PCPI board chair Bernard Rosof, MD, said, "The AMA-convened PCPI is collaborating on this project to help ensure the physician perspective is central to defining clinical episodes of care. Our work on this program is an example of PCPI's commitment to helping physicians understand and use quality measurement tools."
The Brandeis project team is one of four CMS contractors building prototypes of episode of care payment models. The other three contractors are Ingenix and The Lewin Group, Thomson Reuters, and 3M. The four teams are aiming to develop the winning prototype by yearend and thus earn a contract to develop episodes of care for 80% of Medicare spending over the next three years.
As currently designed, the Medicare fee-for-service payment system is flawed in part because it provides incentives to overuse some services and underuse others while paying physicians for care regardless of their level of resource use. To address these weaknesses, CMS is encouraging the use of value-based purchasing to reward physicians for using resources efficiently and providing high quality care.
For now, the CMS project does not include a payment component.
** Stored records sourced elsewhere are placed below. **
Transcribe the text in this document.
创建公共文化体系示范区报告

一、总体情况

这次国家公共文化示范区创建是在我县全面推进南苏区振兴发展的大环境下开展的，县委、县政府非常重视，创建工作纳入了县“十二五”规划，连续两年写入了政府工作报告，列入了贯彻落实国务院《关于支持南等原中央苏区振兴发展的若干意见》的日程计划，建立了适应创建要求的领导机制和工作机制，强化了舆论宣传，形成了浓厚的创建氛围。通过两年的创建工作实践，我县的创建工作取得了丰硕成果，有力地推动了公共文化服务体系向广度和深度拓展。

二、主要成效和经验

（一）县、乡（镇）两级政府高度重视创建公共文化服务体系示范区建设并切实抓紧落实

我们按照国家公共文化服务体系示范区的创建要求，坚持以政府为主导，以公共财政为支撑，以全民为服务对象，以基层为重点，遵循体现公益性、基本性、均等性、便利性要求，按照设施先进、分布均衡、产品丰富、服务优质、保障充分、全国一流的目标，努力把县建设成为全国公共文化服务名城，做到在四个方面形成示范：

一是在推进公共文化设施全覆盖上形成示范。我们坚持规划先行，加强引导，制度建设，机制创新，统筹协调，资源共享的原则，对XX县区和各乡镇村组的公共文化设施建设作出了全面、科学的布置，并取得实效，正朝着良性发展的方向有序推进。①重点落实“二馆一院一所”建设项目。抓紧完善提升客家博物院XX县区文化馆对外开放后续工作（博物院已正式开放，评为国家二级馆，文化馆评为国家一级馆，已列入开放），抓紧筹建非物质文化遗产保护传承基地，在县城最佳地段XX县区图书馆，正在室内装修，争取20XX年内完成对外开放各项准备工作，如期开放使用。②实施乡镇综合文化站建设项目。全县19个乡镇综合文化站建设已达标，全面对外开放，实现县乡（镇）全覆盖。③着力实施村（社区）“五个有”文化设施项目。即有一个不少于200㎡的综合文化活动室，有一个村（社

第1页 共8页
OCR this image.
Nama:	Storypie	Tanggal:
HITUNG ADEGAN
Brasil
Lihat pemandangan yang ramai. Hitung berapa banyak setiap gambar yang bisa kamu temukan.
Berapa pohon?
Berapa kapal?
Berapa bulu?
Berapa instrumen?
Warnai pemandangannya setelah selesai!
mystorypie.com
Instead, CMS will use the tool to compare one provider against another and thus identify the most efficient physicians.
The Brandeis-HCI3 team is developing a prototype for three cardiac episodes (congestive heart failure, coronary artery disease (CAD), and acute myocardial infarction) and three pulmonary conditions (chronic obstructive pulmonary disease, asthma, and pneumonia).
We can test our prototypes against two years' worth of CMS data. Let's say, for example, that one physician provided care to 100 CAD patients and a second doctor cared for another 100 CAD patients but the cost of care from one doctor was twice as high as the cost of care from the other. Was the increased cost justified because one set of patients had more comorbid conditions or was one of the physicians doing more expensive tests than the other? Was the increased cost related to complications that could have been avoided? These are the questions we are trying to answer.
A draft of the prototype is being prepared now and will be finalized and submitted to CMS by the end of September. It will be publicly available by Jan. 1.